Three Berkeley alums are reportedly detained by Iran
| 3 August 2009
BERKELEY — Three hikers reportedly detained by the Iranian government last week are former University of California, Berkeley, students, two of whom have been working as journalists in the Middle East and Africa.
Shane Bauer, a 2007 honors graduate in peace and conflict studies, has been working in North Africa and the Middle East, using his fluency in Arabic, the language he minored in at UC Berkeley. He recently has produced stories on Iraq and Syria for San Francisco-based New American Media.
Bauer, 27, came to UC Berkeley in August 2004, and during his undergraduate years took courses in the Graduate School of Journalism. He won the campus's Matthew M. Lyon Prize in Photography in 2007 for his haunting photos of devastation in the Darfur region of the Sudan in Africa.
Sarah Emily Shourd, 30, transferred from Diablo Valley College to UC Berkeley in the fall of 2000 and graduated in May 2003 with a B.A. in English. An aspiring journalist, she reported a story earlier this year for New American Media on the Golan Heights in Israel.
Joshua Felix Fattal, 27, attended UC Berkeley for three semesters, from fall 2003 through fall 2004, graduating in December 2004 with a B.S. in environmental economics and policy from the College of Natural Resources.
Bauer, Shourd and Fattal were hiking in the Kurdistan region of Iraq last week when they apparently crossed the border and were detained by Iranian authorities, according to news reports. Today (Monday, Aug. 3), U.S. Secretary of State Hillary Clinton asked the Iranian government to provide information about the safety of the three Americans.
A fourth American, Shon Meckfessel, was with the three but did not go on the July 31 hike, according to news reports. The 36-year-old Meckfessel took a summer course in Arabic at UC Berkeley in 2007 and is now a linguistics graduate student at the University of Washington.

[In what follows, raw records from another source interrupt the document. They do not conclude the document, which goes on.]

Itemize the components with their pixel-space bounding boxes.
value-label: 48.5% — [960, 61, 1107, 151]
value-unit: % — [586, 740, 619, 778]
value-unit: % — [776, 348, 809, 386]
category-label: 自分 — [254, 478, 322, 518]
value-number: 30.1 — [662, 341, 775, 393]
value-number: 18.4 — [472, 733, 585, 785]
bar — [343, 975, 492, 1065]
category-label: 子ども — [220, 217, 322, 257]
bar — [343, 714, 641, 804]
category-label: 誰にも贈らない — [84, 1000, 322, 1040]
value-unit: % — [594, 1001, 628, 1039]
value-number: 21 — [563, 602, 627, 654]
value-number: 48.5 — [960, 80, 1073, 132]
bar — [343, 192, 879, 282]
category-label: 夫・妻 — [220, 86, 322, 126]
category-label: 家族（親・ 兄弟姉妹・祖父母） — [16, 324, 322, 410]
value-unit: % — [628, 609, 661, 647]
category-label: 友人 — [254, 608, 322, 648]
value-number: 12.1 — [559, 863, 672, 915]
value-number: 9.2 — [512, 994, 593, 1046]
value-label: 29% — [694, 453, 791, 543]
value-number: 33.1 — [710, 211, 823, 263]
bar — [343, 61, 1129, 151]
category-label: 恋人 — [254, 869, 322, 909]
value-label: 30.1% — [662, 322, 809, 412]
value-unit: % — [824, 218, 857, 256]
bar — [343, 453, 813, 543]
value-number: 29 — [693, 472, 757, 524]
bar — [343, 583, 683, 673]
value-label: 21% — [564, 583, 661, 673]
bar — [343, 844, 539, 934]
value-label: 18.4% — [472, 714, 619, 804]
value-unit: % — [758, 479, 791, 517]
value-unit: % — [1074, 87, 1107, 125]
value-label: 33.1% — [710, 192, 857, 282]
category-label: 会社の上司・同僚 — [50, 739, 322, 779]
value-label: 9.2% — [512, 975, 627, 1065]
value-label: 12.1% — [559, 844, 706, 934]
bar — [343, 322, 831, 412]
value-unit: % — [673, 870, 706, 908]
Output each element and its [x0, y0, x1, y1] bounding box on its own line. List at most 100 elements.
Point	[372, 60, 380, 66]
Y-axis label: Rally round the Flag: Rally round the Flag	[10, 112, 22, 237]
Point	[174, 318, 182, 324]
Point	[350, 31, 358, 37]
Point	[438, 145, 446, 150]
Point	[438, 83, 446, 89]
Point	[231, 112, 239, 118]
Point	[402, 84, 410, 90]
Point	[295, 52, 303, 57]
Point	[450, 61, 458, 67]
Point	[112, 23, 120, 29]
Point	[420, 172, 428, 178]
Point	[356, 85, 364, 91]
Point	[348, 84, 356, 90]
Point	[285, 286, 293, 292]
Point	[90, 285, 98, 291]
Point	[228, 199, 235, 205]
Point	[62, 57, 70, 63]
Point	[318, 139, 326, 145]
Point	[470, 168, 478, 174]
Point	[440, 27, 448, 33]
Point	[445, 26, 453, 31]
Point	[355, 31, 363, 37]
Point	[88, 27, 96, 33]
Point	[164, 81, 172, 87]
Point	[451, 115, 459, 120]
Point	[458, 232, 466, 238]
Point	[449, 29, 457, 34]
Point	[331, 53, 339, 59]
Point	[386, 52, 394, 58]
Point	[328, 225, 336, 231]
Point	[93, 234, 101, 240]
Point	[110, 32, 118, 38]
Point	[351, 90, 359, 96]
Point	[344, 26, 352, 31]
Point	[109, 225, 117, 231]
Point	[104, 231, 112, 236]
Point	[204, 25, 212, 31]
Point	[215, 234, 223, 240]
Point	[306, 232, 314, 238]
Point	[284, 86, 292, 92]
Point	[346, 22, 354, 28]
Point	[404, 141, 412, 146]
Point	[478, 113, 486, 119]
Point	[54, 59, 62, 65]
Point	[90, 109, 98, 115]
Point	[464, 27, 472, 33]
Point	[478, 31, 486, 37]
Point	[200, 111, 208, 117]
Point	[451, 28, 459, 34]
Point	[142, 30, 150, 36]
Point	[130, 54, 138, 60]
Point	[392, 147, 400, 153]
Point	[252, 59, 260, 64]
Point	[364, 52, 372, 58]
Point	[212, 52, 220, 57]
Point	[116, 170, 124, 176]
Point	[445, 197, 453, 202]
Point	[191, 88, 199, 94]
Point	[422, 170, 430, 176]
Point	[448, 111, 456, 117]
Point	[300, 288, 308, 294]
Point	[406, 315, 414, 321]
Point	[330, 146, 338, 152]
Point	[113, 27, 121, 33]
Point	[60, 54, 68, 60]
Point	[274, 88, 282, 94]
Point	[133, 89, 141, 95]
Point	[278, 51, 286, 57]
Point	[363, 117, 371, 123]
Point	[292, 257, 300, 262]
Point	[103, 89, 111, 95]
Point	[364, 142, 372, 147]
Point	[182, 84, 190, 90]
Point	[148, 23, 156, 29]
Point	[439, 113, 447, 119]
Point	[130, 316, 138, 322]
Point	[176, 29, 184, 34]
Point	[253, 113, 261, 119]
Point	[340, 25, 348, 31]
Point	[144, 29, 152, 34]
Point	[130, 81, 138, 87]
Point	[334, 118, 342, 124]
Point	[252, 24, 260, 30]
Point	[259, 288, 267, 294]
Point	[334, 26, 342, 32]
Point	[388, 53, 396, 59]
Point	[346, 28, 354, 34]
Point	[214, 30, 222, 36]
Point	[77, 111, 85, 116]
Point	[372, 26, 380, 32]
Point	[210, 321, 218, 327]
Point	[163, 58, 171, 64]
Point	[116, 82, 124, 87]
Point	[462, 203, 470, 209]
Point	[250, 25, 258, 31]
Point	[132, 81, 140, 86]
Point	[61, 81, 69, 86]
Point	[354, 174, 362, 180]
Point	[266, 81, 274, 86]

Ken Light, curator of UC Berkeley's Photojournalism Center and an adjunct professor in the Graduate School in Journalism, recalled that, as a student on campus, Bauer had approached him with his photo portfolio and said he wanted to do photography in addition to majoring in peace and conflict studies. Bauer was admitted to one of Light's classes.
"He (Bauer) had a path, he had a passion, and I was impressed with what he was doing," Light said, noting that Bauer had spent time in Somalia before attending UC Berkeley.
Light said he found Bauer to be "a very bright, wonderful, intuitive photographer." Bauer's photos of the residents of a San Francisco Tenderloin District hotel were chosen by his classmates to be the lead story of the journalism school's May 2007 issue of "Realeyes" magazine. Bauer's Tenderloin photos and others can be found on his Web site.